Ремо смотрит на меня, пытаясь понять, что происходит, почему Ренци так ответил. И я, естественно, меняю тему.
– Как будем поступать со сверхурочными?
– На прошлой неделе мы переработали два часа, но в целом мы тратим даже меньше времени, чем я предполагал.
– Отлично, будем продолжать в том же духе.
Он очень рад, что ему удается выдерживать ритм и соблюдать график – в том числе потому, что Ренци пообещал ему премию за выпуск программы.
– Если тебе удастся закончить раньше, то за каждый сэкономленный день я дам тебе тысячу евро. Но если я увижу, что что-нибудь снято халтурно, то за каждую плохую сцену я вычту из твоего гонорара две тысячи.
Вначале Ремо улыбался, но потом понял, что это оружие – обоюдоострое.
– Ну, тогда сделаем так… Я попытаюсь сэкономить как можно больше, а потом, если работа вам понравится, вы дадите мне такую премию, какую сочтете нужным.
Зато с Баби – положение странное; она меня словно избегает. Теперь, когда я принял решение, у меня не хватает смелости ей об этом сообщить. Это как страдать, но не иметь возможности излить душу. Мне во что бы то ни стало нужно ее увидеть. Я собираюсь ехать в Испанию и, если мне удастся сказать ей об этом раньше, то, я уверен, что время в разлуке поможет мне все это принять. По крайней мере, я на это надеюсь.
– Так ты и сегодня не можешь?
– Я должна остаться с Массимо. Сейчас ему тяжело в школе: над ним смеются, ставят его в неловкое положение. И отца, разумеется, никогда нет рядом.
Я думаю о Лоренцо, о том, что он никогда не бывает со «своим сыном».
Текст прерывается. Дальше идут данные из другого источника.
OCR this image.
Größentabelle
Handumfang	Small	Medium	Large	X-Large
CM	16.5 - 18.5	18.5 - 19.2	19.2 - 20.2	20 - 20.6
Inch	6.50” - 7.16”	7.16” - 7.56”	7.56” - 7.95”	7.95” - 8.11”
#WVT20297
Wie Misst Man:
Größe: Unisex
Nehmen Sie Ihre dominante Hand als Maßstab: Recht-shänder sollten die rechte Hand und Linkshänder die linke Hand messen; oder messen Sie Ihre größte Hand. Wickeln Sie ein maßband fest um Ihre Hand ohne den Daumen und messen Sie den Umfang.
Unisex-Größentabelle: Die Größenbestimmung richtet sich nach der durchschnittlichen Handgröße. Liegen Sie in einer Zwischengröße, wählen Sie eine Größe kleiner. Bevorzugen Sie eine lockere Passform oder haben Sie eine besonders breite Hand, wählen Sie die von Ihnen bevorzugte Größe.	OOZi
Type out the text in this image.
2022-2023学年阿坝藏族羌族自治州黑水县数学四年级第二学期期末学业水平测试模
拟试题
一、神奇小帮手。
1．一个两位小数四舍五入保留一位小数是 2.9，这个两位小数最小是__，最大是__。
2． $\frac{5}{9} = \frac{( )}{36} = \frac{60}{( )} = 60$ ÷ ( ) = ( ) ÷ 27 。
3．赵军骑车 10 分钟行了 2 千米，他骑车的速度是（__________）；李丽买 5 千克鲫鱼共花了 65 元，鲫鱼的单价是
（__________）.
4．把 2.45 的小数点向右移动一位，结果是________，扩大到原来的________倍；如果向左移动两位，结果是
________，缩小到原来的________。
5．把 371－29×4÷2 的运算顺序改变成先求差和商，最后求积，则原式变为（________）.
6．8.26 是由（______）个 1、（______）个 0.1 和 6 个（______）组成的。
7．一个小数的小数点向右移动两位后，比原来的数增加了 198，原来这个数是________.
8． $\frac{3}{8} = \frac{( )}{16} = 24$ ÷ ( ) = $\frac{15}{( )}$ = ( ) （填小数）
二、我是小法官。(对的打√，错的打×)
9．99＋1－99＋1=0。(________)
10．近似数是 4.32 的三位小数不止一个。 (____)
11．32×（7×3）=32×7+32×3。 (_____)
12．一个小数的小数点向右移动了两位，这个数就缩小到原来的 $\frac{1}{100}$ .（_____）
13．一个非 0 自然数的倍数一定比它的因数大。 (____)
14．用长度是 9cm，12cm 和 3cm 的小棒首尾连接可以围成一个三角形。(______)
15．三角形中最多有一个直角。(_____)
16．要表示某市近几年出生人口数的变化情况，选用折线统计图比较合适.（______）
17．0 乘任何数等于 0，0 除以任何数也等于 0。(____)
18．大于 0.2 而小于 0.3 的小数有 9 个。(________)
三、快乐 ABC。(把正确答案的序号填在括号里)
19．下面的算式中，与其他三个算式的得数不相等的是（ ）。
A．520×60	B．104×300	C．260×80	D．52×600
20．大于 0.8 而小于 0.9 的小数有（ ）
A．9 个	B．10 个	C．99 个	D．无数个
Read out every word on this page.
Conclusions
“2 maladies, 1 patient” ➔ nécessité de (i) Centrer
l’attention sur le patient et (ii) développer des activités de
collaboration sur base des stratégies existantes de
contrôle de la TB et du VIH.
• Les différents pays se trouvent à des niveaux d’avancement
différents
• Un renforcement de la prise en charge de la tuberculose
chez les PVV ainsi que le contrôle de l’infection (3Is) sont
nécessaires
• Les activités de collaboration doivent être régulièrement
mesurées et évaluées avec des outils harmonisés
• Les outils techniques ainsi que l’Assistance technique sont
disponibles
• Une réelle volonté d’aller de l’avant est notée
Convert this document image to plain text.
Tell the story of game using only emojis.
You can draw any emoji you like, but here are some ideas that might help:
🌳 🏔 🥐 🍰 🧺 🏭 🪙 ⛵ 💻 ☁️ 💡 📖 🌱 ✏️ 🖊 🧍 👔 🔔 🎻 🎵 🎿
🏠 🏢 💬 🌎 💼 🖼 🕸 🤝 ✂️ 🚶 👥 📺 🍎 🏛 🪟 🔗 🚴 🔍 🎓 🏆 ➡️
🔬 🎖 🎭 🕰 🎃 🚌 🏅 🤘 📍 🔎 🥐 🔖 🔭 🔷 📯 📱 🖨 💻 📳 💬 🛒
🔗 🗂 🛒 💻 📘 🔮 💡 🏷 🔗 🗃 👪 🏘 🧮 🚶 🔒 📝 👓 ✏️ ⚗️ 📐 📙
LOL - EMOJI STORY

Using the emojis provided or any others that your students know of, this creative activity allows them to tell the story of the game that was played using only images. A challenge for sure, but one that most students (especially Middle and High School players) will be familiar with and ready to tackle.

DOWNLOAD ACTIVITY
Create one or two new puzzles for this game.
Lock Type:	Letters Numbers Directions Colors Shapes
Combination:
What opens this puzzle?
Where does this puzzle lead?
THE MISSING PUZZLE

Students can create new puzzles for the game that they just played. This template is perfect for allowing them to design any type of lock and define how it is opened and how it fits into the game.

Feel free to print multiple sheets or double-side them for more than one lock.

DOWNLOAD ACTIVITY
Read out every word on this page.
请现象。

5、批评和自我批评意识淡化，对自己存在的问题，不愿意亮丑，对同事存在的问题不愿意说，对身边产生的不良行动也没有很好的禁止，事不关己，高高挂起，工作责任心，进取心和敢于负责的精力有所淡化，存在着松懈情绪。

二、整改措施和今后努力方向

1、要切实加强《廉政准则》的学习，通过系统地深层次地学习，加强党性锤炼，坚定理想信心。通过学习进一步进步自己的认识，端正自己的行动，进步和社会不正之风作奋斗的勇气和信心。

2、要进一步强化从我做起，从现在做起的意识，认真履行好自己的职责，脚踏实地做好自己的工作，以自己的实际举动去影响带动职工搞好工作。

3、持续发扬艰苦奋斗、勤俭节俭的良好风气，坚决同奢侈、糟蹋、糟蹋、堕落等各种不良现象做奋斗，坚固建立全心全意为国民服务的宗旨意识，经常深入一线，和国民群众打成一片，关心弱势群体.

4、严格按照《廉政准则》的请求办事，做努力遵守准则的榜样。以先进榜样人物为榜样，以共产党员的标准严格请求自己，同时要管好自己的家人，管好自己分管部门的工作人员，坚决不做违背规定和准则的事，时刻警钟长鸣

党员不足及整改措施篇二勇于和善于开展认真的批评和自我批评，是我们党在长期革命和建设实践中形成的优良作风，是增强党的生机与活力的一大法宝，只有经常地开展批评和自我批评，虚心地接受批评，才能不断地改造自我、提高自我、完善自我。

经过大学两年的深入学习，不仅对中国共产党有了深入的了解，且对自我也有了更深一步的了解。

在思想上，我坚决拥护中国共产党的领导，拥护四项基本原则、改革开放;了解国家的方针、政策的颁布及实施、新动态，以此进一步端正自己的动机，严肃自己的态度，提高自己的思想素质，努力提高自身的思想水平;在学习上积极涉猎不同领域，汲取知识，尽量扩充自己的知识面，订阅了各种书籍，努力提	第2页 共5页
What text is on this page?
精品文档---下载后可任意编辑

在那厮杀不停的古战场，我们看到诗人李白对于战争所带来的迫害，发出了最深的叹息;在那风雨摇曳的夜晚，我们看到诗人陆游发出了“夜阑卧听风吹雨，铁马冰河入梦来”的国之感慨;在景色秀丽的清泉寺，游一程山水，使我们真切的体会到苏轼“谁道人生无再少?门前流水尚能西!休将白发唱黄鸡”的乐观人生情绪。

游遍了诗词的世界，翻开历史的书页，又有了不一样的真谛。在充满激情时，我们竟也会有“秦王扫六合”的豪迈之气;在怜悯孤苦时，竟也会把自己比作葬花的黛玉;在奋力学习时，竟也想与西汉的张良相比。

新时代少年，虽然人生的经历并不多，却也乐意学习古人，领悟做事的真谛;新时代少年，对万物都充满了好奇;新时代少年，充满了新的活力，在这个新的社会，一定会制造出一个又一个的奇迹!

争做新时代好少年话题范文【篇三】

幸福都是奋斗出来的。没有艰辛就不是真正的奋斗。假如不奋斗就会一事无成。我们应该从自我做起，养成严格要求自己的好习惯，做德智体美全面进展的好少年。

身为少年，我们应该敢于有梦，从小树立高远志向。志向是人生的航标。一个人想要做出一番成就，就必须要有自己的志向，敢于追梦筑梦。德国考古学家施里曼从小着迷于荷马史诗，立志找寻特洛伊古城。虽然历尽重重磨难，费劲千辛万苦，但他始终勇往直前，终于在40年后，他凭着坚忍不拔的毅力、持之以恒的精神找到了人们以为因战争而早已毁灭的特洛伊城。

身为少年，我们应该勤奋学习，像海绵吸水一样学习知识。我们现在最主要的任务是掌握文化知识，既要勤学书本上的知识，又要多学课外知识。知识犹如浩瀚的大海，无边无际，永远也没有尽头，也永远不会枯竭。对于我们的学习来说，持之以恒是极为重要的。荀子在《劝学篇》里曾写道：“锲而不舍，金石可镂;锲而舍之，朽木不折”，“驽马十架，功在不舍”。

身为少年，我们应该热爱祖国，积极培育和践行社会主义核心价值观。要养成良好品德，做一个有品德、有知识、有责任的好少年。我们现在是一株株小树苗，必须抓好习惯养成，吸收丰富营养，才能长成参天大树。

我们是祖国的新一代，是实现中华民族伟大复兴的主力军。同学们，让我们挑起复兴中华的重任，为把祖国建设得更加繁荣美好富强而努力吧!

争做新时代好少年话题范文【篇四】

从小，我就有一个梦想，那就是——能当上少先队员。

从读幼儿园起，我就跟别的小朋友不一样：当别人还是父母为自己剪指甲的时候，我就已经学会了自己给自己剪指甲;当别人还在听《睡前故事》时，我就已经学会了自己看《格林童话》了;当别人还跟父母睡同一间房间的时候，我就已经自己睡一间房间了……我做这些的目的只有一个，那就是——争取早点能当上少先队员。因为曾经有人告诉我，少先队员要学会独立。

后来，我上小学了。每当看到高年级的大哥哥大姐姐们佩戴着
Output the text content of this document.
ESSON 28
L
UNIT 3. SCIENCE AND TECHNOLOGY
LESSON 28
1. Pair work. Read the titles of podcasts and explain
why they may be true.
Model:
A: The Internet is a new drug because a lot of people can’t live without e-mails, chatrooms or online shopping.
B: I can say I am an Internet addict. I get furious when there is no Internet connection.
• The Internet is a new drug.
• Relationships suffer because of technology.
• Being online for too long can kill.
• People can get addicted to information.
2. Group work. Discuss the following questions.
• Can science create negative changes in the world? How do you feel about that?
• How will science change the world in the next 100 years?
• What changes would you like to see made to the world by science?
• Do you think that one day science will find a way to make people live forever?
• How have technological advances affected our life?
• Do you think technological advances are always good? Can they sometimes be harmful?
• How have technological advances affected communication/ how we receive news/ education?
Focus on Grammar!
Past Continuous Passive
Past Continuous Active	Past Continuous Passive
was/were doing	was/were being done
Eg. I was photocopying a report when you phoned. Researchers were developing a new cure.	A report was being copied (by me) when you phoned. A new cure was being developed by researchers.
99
– Да, ему нужен человек, который бы рассказал ему, что все, что с ним происходит, – это совершенно нормально. Я тоже много получал в школе.
– Да, но потом-то ты со всеми поквитался.
– Вот именно, и я должен был бы ему обо всем этом рассказать, это бы ему помогло.
– Но ты не можешь. Теперь тебе нужно заниматься твоей дочкой.
– Да, но я хочу с тобой встретиться. Завтра я еду в Испанию, мы пробудем неделю в Мадриде, чтобы поставить программу, которую они взяли. Так мы сегодня увидимся? Или ты, Баби, делаешь все это мне назло?
Она смеется.
– Ты всегда думаешь плохо. Ревнуешь к моему сыну?
Мне бы хотелось ей сказать:
«А ты ревнуешь к моей дочке? Ты мне ничего не сказала, только послала эсэмэску: „Надеюсь, что все прошло хорошо, что она здоровая и очень красивая”. Это все равно, что написать: „Я страдаю, но ничего не скажу”. Я не ревную к Массимо. Я ревную ко времени, которое уже не смогу прожить с тобой рядом. Ну хватит, лучше с ней встретиться и разом все это покончить».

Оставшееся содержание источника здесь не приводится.